Your Coding Agent Isn’t Dumb. It’s Rummaging.
How CodeGraph cuts an AI agent’s tool calls by ~70% by handing it a map of your codebase instead of making it grep blind, and the fine print on when that actually helps.
Point an AI coding agent at a codebase it has never seen and watch what it does. It greps for a keyword. Opens a file. Wrong one. Opens three more. Reads entire files just to locate a single function. Every one of those is a tool call, and every tool call ships tokens to the model and bills you for them.
The model isn’t confused. It’s rummaging. And on a large repo, that rummaging, not the actual thinking, is most of your bill.
That’s the problem CodeGraph sets out to kill. It’s an open-source tool that went from a quiet launch in January to nearly 30,000 GitHub stars, most of them in a single week on the trending page. The pitch behind that climb fits in one sentence: before your agent asks anything, CodeGraph scans the whole repo once and builds a map of every symbol and how they all connect, so the agent can query the map instead of reading files.
How the map gets built
The pipeline comes down to three moves.
Parse it. CodeGraph runs tree-sitter, the same parser your editor uses for syntax highlighting, across more than 20 languages, from TypeScript to Rust to Swift. Tree-sitter turns each file into a syntax tree; CodeGraph walks that tree and pulls out the symbols that matter: every function, class, method, type, and import. No model, no embeddings, just a parser reading structure.
Connect it. Each symbol becomes a node, and CodeGraph tracks 23 kinds of them, from functions and classes all the way to enums and route handlers. Then it draws the edges: this function calls that one, this class extends that one, this file imports from over there. Twelve relationship types in all. Stack thousands of those together and you get a queryable picture of how the codebase actually fits together.
Store and serve it. The whole graph drops into a plain SQLite database on your machine, with full-text search bolted on so a symbol can be found by name instantly. CodeGraph then hands your agent about ten tools over MCP, like asking for context, tracing callers and callees, or mapping the blast radius of a change. The agent calls those instead of grep: one query rather than fifty file reads. A file watcher re-indexes whatever you touch as you save, using native OS file events, so the map doesn’t rot while you work.
For a project with this many stars, the core is refreshingly readable. The orchestrator is essentially a single file of around a thousand lines that pulls in the extractor, the graph, the database, and the MCP server and binds them into one engine that can build a knowledge graph from any codebase.
Isn’t this just RAG for code?
This is the interesting part, because the answer is no, and the difference is the whole point. RAG guesses what’s relevant by similarity: embed the code, drop it in a vector database, retrieve the nearest matches. A graph doesn’t guess. It parsed the actual relationships, so when you ask who calls this function, it returns an exact answer rather than a hunch. There are no embeddings, no vector database, no API keys, and nothing leaves your machine.
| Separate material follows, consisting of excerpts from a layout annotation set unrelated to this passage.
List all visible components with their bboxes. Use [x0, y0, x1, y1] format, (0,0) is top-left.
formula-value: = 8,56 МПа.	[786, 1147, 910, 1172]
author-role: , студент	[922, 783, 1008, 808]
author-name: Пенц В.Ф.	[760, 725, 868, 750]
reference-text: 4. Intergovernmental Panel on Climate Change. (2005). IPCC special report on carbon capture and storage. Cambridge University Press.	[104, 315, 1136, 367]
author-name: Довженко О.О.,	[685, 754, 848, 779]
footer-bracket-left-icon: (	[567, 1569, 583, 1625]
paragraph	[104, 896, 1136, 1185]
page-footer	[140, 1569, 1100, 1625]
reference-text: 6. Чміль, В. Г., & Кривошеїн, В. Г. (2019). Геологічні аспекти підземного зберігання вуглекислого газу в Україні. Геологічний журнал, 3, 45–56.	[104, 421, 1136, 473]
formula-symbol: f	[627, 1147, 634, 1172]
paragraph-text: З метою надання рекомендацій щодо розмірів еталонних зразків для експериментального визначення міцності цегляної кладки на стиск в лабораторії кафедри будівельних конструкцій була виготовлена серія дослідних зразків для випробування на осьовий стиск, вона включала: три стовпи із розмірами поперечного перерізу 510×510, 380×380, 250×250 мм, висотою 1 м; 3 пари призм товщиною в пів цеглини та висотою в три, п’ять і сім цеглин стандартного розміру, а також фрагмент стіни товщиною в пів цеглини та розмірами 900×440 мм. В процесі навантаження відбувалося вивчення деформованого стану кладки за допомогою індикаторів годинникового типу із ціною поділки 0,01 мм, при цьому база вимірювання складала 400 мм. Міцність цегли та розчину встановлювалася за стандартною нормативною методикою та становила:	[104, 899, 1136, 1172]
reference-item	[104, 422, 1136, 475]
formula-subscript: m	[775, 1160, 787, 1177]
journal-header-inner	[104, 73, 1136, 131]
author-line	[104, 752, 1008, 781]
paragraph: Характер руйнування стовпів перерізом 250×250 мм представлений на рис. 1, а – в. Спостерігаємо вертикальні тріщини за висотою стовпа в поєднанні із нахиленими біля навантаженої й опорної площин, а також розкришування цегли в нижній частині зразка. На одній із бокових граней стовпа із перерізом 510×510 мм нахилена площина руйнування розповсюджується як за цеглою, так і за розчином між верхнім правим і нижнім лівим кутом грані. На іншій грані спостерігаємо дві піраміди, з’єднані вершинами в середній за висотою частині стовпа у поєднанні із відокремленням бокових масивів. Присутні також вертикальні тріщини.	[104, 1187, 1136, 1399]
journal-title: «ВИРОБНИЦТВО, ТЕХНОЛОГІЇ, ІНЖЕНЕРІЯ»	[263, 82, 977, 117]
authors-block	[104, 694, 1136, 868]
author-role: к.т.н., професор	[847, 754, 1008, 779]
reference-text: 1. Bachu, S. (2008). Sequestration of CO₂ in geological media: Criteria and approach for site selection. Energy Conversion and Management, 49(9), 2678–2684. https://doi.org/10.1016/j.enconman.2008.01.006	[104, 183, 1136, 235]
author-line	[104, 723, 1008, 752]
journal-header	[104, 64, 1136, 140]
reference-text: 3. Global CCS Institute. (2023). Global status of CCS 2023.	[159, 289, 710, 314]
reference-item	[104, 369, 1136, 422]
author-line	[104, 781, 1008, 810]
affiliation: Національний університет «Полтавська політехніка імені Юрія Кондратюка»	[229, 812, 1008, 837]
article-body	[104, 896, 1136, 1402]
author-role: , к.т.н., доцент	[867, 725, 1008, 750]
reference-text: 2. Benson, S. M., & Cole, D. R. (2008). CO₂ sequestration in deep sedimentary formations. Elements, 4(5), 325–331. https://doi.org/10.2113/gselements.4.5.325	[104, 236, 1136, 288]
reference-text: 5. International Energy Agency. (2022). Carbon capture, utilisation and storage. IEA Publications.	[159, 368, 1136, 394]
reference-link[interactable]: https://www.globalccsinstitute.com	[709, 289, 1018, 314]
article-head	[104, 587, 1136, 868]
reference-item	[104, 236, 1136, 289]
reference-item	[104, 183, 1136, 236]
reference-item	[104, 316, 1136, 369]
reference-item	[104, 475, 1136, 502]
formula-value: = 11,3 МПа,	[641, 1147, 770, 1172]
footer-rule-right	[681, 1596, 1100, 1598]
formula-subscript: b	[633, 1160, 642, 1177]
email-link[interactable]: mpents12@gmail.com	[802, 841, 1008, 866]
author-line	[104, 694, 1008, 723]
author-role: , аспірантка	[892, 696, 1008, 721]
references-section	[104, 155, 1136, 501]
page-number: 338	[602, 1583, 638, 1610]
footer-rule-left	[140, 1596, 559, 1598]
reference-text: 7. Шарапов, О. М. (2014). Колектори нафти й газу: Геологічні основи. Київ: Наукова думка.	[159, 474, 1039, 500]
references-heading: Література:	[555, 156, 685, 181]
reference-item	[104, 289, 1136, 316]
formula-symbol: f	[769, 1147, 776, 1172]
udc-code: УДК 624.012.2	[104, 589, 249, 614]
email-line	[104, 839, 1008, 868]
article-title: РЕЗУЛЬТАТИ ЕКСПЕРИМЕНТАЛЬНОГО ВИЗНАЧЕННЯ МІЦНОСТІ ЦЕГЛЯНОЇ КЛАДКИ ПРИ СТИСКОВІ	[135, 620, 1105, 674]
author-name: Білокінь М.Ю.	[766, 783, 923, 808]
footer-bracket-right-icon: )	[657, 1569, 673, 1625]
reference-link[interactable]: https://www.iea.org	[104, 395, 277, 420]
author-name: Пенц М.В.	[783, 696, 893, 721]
And to be clear about what it does and doesn’t do: none of this makes the model smarter. It just stops it from rummaging.
Does it actually save anything?
According to the project’s own benchmarks (same model, seven real codebases, run with and without it), CodeGraph came out roughly 35% cheaper with about 70% fewer tool calls. On Excalidraw, the agent went from 79 tool calls down to three.
Now read the fine print, and credit to the project, because its docs do too:
- The gains scale with size. On a small project, native grep is already cheap and the savings nearly vanish.
- The numbers are the author’s own, measured on a single model, and the project is still pre-1.0.
- The README and the package file don’t even agree on the exact figures.
- If your agent hands work off to file-reading sub-agents, CodeGraph becomes pureoverhead. Those are the project’s own words.
The verdict
So here’s the call. If your agent keeps re-reading the same giant codebase every session,
CodeGraph is worth a star and an afternoon. Wiring it up is a single
npx
@colbymchenry/codegraph . If your repo already fits comfortably inside the model’s context window, you probably don’t need it.
Either way, the underlying lesson holds. AI coding agents aren’t slow because the model is slow. They’re slow because they spend most of their time figuring out where things live. Solve that once, locally, keep the map fresh, and the agent gets to spend its tokens on the work that actually matters.